Tool Call Validation

The confused deputy problem is central to tool security: an LLM trusts anything that sends it convincing tokens. Defense requires architectural enforcement, not prompt-level instructions:

Input validation at the tool layer: Tools must validate and sanitize inputs before execution, independent of what the model sent
Output verification: Tool results should be validated before being injected back into model context
Strict schema enforcement: Using strict: true in OpenAI, or equivalent schema validation in Anthropic/Google, prevents malformed tool calls from reaching execution
Runtime interception: Microsoft's Agent Governance Toolkit (released April 2026) provides an Agent OS — a stateless policy engine that intercepts every agent action before execution at sub-millisecond latency (<0.1ms p99), supporting YAML rules, OPA Rego, and Cedar policy languages

Implications for Agent Platforms

1. MCP is the infrastructure bet that has paid off. The combination of Anthropic's open-sourcing, vendor-neutral governance under AAIF, and OpenAI/Google adoption has made MCP the clear choice for tool definition and transport in new platforms. Building on a proprietary tool protocol in 2026 is a strategic liability.

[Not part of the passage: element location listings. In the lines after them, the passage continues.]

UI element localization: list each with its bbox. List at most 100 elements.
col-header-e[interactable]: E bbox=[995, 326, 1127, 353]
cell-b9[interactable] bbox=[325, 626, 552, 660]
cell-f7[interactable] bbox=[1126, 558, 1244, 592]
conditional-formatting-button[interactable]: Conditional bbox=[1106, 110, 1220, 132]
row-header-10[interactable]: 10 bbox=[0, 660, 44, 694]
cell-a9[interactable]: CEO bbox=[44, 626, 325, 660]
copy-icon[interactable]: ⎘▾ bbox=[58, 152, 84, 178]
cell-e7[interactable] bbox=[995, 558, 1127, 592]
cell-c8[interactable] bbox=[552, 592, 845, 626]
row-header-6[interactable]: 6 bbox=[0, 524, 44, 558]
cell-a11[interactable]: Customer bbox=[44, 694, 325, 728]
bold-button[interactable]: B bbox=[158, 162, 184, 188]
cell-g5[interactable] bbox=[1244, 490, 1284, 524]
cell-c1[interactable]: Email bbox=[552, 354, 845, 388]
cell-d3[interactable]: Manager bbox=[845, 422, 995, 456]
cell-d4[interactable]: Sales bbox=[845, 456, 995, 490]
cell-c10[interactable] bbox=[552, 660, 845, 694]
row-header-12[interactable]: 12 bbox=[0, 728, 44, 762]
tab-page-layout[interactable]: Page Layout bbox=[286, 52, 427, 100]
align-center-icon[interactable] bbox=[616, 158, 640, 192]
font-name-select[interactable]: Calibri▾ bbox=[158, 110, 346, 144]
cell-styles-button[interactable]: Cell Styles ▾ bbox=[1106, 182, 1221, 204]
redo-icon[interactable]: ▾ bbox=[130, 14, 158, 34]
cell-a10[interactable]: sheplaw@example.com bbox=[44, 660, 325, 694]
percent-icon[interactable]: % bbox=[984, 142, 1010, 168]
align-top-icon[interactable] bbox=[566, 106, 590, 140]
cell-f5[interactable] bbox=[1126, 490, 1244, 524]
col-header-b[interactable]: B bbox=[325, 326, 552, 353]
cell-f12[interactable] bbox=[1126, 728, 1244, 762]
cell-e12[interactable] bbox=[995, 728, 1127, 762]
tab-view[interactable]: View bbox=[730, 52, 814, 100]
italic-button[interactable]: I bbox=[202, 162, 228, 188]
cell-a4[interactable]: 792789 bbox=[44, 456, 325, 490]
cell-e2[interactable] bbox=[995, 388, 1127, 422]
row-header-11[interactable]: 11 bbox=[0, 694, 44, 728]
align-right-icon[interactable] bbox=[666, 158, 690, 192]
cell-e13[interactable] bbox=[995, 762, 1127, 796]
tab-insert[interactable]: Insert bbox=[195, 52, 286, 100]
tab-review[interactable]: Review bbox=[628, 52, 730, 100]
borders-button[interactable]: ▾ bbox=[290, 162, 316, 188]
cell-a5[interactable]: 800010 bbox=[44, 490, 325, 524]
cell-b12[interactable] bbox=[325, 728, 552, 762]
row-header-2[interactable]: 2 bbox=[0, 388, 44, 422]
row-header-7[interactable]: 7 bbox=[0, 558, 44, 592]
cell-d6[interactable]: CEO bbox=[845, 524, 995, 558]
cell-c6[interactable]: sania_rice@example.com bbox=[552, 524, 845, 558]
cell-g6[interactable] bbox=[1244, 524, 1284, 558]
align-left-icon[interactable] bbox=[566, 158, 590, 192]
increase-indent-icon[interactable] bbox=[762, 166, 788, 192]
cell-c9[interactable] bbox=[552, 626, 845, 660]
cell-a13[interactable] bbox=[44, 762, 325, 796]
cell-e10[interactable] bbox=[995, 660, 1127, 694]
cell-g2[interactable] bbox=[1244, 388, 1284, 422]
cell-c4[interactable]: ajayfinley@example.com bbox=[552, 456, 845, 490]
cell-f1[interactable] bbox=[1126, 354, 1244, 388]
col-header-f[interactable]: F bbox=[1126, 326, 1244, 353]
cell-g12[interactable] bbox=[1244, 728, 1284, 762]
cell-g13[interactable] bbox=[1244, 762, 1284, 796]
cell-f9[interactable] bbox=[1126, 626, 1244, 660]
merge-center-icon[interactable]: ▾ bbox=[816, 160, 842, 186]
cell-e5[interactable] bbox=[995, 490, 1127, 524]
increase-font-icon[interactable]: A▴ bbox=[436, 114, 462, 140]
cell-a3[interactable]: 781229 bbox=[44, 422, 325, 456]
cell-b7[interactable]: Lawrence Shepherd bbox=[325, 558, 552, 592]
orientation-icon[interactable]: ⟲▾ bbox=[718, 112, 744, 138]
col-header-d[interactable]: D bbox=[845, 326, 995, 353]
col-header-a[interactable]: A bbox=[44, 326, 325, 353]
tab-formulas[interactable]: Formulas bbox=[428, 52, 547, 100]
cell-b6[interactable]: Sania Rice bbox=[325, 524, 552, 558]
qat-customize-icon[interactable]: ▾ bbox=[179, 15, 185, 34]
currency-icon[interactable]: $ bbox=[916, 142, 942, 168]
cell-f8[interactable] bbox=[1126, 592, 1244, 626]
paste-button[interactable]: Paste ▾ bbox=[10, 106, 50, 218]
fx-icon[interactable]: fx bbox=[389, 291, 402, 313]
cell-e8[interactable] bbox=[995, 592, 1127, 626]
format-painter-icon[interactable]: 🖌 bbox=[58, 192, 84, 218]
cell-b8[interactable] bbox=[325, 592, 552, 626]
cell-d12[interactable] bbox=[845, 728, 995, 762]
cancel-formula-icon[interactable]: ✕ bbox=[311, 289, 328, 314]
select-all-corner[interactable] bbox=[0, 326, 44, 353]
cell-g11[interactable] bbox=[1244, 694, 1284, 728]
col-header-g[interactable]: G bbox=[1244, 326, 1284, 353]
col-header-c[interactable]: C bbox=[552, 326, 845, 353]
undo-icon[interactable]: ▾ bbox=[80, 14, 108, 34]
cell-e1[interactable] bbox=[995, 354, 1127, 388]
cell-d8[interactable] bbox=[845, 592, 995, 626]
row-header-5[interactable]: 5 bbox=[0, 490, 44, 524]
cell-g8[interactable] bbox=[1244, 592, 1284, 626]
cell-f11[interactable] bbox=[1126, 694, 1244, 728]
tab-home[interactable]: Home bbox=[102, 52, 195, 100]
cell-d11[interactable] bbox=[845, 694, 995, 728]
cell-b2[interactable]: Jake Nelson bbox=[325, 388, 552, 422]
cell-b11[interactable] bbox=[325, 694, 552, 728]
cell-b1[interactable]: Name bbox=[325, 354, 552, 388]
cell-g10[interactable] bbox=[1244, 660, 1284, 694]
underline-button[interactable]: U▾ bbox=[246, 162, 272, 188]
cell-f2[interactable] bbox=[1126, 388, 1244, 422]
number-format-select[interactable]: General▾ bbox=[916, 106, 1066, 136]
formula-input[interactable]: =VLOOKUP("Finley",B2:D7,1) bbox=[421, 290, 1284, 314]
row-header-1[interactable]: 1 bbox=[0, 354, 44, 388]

2. Tool discovery at scale requires a registry. As agent platforms grow beyond dozens of tools, the naive approach (all tools in context) fails on cost, latency, and reasoning quality. Investing in a tool registry — whether MCP Registry, a vector-indexed store, or a gateway like Kong — is necessary infrastructure for production-scale platforms.

3. Benchmark performance is not production performance. BFCL V4 top performers (Claude Opus 4.1 at 70.36%) still fail on multi-turn memory and format sensitivity. Production platforms must add their own error recovery, retry logic, and result validation layers regardless of the underlying model.

4. Parallel invocation is a latency lever, not just a feature. For platforms with tool-heavy workflows (research agents, data enrichment, multi-source lookup), enabling parallel tool calls can cut end-to-end latency by 4x. This requires both model support and orchestration infrastructure that can fan out concurrent calls and aggregate results.

5. Security requires the platform layer, not the model. No model-level instruction reliably prevents prompt injection via tool results. Platforms must enforce permissions at the tool execution layer (not the prompt layer), sandbox code execution, scope filesystem access to specific paths, and require human confirmation for high-risk operations — independent of what the model says.

6. The "agent-as-tool" pattern enables composition without complexity. Exposing specialist agents as tools to coordinator agents — rather than building monolithic super-agents — distributes complexity, enables independent testing of each agent, and maps naturally to team structures. All three major SDKs (OpenAI Agents SDK, Anthropic Agent SDK, Google ADK) support this pattern natively.

7. Dynamic tool registration changes the deployment model. Platforms that support runtime tool updates (via MCP's live reload capability) can evolve their tool ecosystems without agent restarts — enabling continuous deployment of new capabilities and user-defined tool extensions.